In recent rankings, Stanford GSB was ranked 1st by Bloomberg Businessweek, 1st by QS World University Rankings, and 1st by U.S. News & World Report. In the ranking aggregator Poets & Quants Stanford's MBA Program was ranked 1st in the U.S. In the inaugural LinkedIn MBA rankings (2024), Stanford was ranked #1 globally.

The Stanford Graduate School of Business is the most selective business school in the United States. It has maintained the highest ratio of "applicants to available seats" of any business school in the U.S. for the last decade. It has also had the lowest acceptance rates (typically <7%) of any business school. For the Class of 2022 which entered in 2020, 8% of applicants were offered admission, and the average GMAT score of 733 and average GPA of 3.8 are the highest of any business school in the world.

The business school comprises the Knight Management Center, the Schwab Residential Center named after alumnus Charles R. Schwab, founder and chairman of the Charles Schwab Corporation, and Highland Hall.

==Donations==

Schwab Residential Center

In August 2006, the school announced what was then the largest gift ever to a business school—$105 million from Stanford alumnus Phil Knight, MBA '62, co-founder and chairman of Nike, Inc. The gift went toward construction of a $375 million campus, called the Knight Management Center, for the business school. Construction was completed in 2011.
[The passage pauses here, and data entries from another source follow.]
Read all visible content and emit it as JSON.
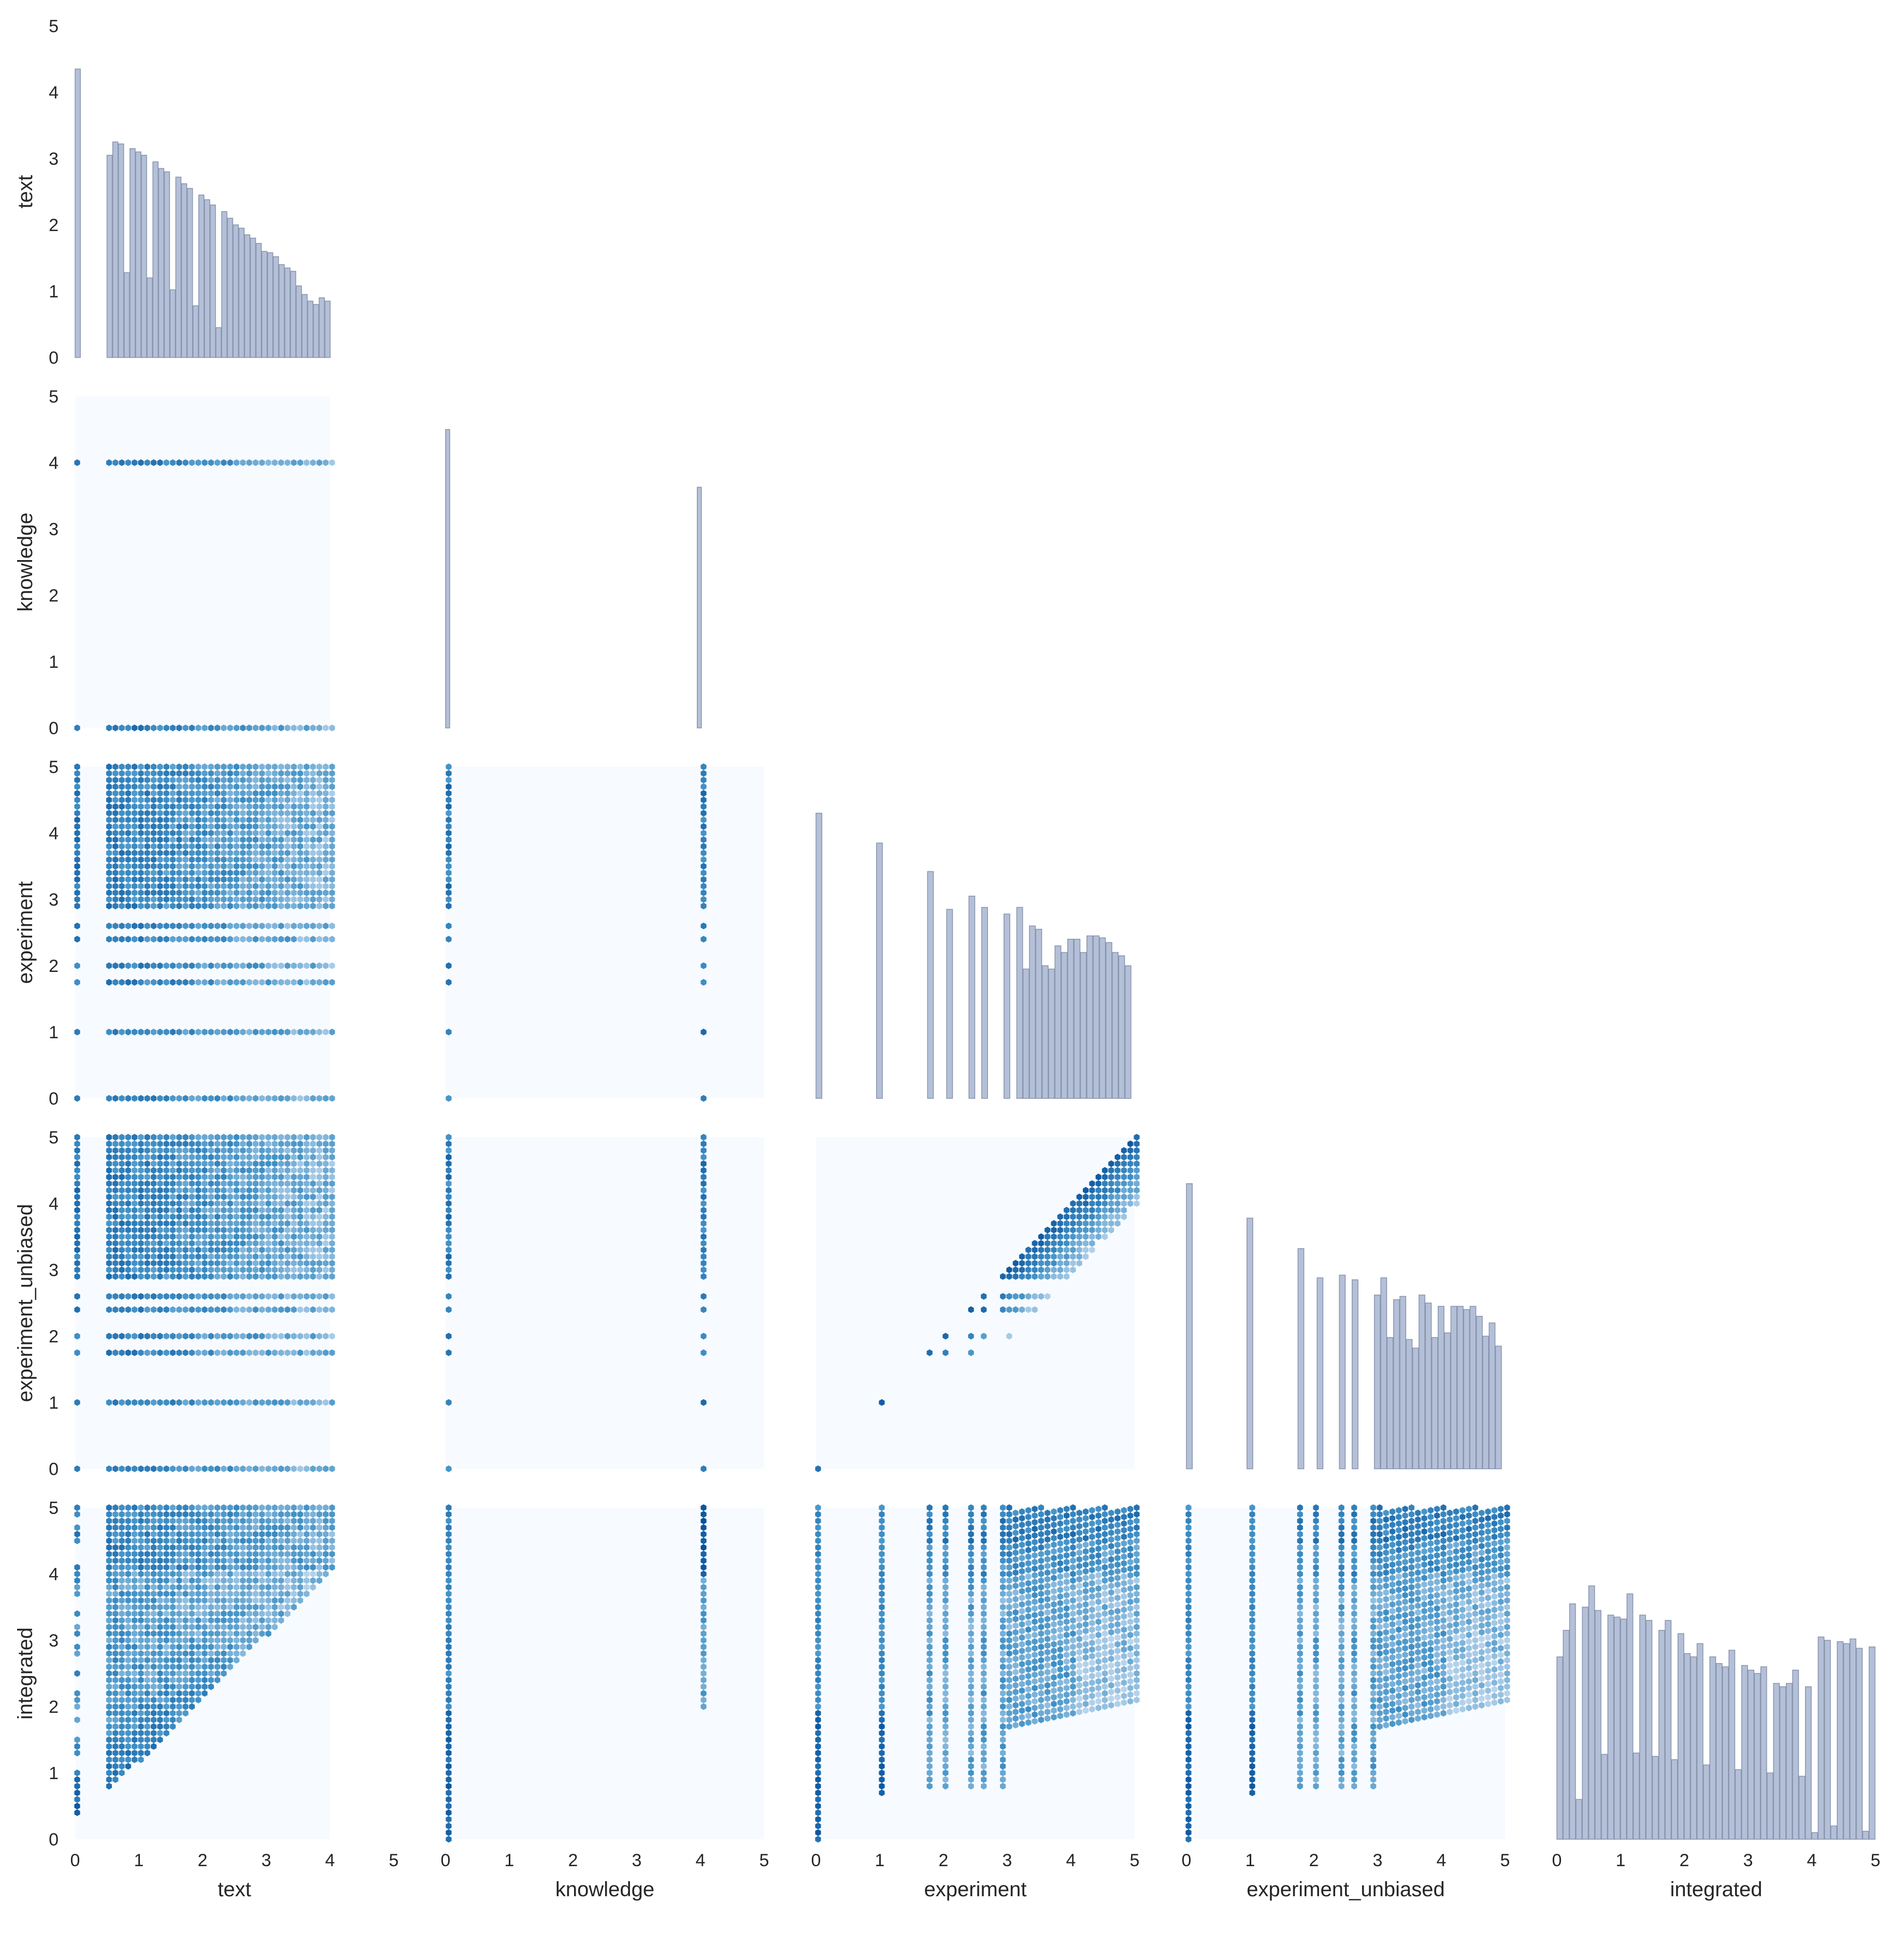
{
  "chart_data": {
    "type": "pairplot",
    "corner": true,
    "diag_kind": "histogram",
    "offdiag_kind": "hexbin",
    "variables": [
      "text",
      "knowledge",
      "experiment",
      "experiment_unbiased",
      "integrated"
    ],
    "axis_range": [
      0,
      5
    ],
    "tick_values": [
      0,
      1,
      2,
      3,
      4,
      5
    ],
    "tick_labels": [
      "0",
      "1",
      "2",
      "3",
      "4",
      "5"
    ],
    "grid": false,
    "colors": {
      "hist_fill": "#b4c0d8",
      "hist_edge": "#8893ad",
      "hex_background": "#f7fbff",
      "hex_light": "#c6dbef",
      "hex_mid": "#4292c6",
      "hex_dark": "#08519c"
    },
    "histograms": {
      "text": {
        "x": [
          0.0,
          0.5,
          0.59,
          0.68,
          0.77,
          0.86,
          0.95,
          1.04,
          1.13,
          1.22,
          1.31,
          1.4,
          1.49,
          1.58,
          1.67,
          1.76,
          1.85,
          1.94,
          2.03,
          2.12,
          2.21,
          2.3,
          2.39,
          2.48,
          2.57,
          2.66,
          2.75,
          2.84,
          2.93,
          3.02,
          3.11,
          3.2,
          3.29,
          3.38,
          3.47,
          3.56,
          3.65,
          3.74,
          3.83,
          3.92
        ],
        "heights": [
          4.35,
          3.05,
          3.25,
          3.22,
          1.28,
          3.15,
          3.1,
          3.05,
          1.2,
          2.95,
          2.85,
          2.8,
          1.02,
          2.72,
          2.62,
          2.55,
          0.78,
          2.45,
          2.38,
          2.3,
          0.45,
          2.2,
          2.1,
          2.0,
          1.95,
          1.85,
          1.8,
          1.72,
          1.6,
          1.58,
          1.52,
          1.4,
          1.35,
          1.3,
          1.08,
          0.95,
          0.85,
          0.8,
          0.9,
          0.85
        ]
      },
      "knowledge": {
        "x": [
          0.0,
          3.95
        ],
        "heights": [
          4.5,
          3.63
        ]
      },
      "experiment": {
        "x": [
          0.0,
          0.95,
          1.75,
          2.05,
          2.4,
          2.6,
          2.95,
          3.15,
          3.25,
          3.35,
          3.45,
          3.55,
          3.65,
          3.75,
          3.85,
          3.95,
          4.05,
          4.15,
          4.25,
          4.35,
          4.45,
          4.55,
          4.65,
          4.75,
          4.85
        ],
        "heights": [
          4.3,
          3.85,
          3.42,
          2.85,
          3.05,
          2.88,
          2.78,
          2.88,
          1.95,
          2.6,
          2.55,
          2.0,
          1.95,
          2.3,
          2.2,
          2.4,
          2.4,
          2.2,
          2.45,
          2.45,
          2.42,
          2.35,
          2.2,
          2.15,
          2.0
        ]
      },
      "experiment_unbiased": {
        "x": [
          0.0,
          0.95,
          1.75,
          2.05,
          2.4,
          2.6,
          2.95,
          3.05,
          3.15,
          3.25,
          3.35,
          3.45,
          3.55,
          3.65,
          3.75,
          3.85,
          3.95,
          4.05,
          4.15,
          4.25,
          4.35,
          4.45,
          4.55,
          4.65,
          4.75,
          4.85
        ],
        "heights": [
          4.3,
          3.78,
          3.32,
          2.88,
          2.92,
          2.85,
          2.62,
          2.88,
          1.98,
          2.55,
          2.6,
          1.95,
          1.82,
          2.62,
          2.5,
          1.98,
          2.45,
          2.05,
          2.45,
          2.45,
          2.4,
          2.45,
          2.3,
          2.0,
          2.2,
          1.85
        ]
      },
      "integrated": {
        "x": [
          0.0,
          0.1,
          0.2,
          0.3,
          0.4,
          0.5,
          0.6,
          0.7,
          0.8,
          0.9,
          1.0,
          1.1,
          1.2,
          1.3,
          1.4,
          1.5,
          1.6,
          1.7,
          1.8,
          1.9,
          2.0,
          2.1,
          2.2,
          2.3,
          2.4,
          2.5,
          2.6,
          2.7,
          2.8,
          2.9,
          3.0,
          3.1,
          3.2,
          3.3,
          3.4,
          3.5,
          3.6,
          3.7,
          3.8,
          3.9,
          4.0,
          4.1,
          4.2,
          4.3,
          4.4,
          4.5,
          4.6,
          4.7,
          4.8,
          4.9
        ],
        "heights": [
          2.75,
          3.15,
          3.55,
          0.6,
          3.5,
          3.82,
          3.45,
          1.28,
          3.38,
          3.35,
          3.32,
          3.7,
          1.3,
          3.38,
          3.3,
          1.25,
          3.15,
          3.3,
          1.2,
          3.1,
          2.8,
          2.75,
          2.95,
          1.12,
          2.75,
          2.65,
          2.6,
          2.85,
          1.05,
          2.62,
          2.55,
          2.5,
          2.6,
          1.0,
          2.35,
          2.3,
          2.35,
          2.55,
          0.95,
          2.3,
          0.1,
          3.05,
          3.0,
          0.2,
          2.98,
          2.95,
          3.02,
          2.88,
          0.12,
          2.9
        ]
      }
    },
    "hexbin_pairs": [
      {
        "x": "text",
        "y": "knowledge"
      },
      {
        "x": "text",
        "y": "experiment"
      },
      {
        "x": "knowledge",
        "y": "experiment"
      },
      {
        "x": "text",
        "y": "experiment_unbiased"
      },
      {
        "x": "knowledge",
        "y": "experiment_unbiased"
      },
      {
        "x": "experiment",
        "y": "experiment_unbiased"
      },
      {
        "x": "text",
        "y": "integrated"
      },
      {
        "x": "knowledge",
        "y": "integrated"
      },
      {
        "x": "experiment",
        "y": "integrated"
      },
      {
        "x": "experiment_unbiased",
        "y": "integrated"
      }
    ],
    "hex_levels": {
      "text": [
        0,
        0.5,
        0.6,
        0.7,
        0.8,
        0.9,
        1.0,
        1.1,
        1.2,
        1.3,
        1.4,
        1.5,
        1.6,
        1.7,
        1.8,
        1.9,
        2.0,
        2.1,
        2.2,
        2.3,
        2.4,
        2.5,
        2.6,
        2.7,
        2.8,
        2.9,
        3.0,
        3.1,
        3.2,
        3.3,
        3.4,
        3.5,
        3.6,
        3.7,
        3.8,
        3.9,
        4.0
      ],
      "knowledge": [
        0,
        4
      ],
      "experiment": [
        0,
        1,
        1.75,
        2.0,
        2.4,
        2.6,
        2.9,
        3.0,
        3.1,
        3.2,
        3.3,
        3.4,
        3.5,
        3.6,
        3.7,
        3.8,
        3.9,
        4.0,
        4.1,
        4.2,
        4.3,
        4.4,
        4.5,
        4.6,
        4.7,
        4.8,
        4.9,
        5.0
      ],
      "experiment_unbiased": [
        0,
        1,
        1.75,
        2.0,
        2.4,
        2.6,
        2.9,
        3.0,
        3.1,
        3.2,
        3.3,
        3.4,
        3.5,
        3.6,
        3.7,
        3.8,
        3.9,
        4.0,
        4.1,
        4.2,
        4.3,
        4.4,
        4.5,
        4.6,
        4.7,
        4.8,
        4.9,
        5.0
      ]
    }
  }
}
In 2011, alumnus Robert King and his wife Dorothy made a $150 million gift to the school—making history as the largest donation to Stanford GSB—to found the Institute for Innovation in Developing Economies (also known as Stanford Seed) to focus on poverty relief in emerging markets. A portion of their gift is used as a matching incentive to encourage other donors to give to Seed.

The gifts by King and Knight are marked as the second and third largest philanthropic pledges to a business school.

== Alumni ==

There are 33,689 living alumni, including 21,111 living MBA alumni. MBA alumni include 23 billionaires and several heads of state.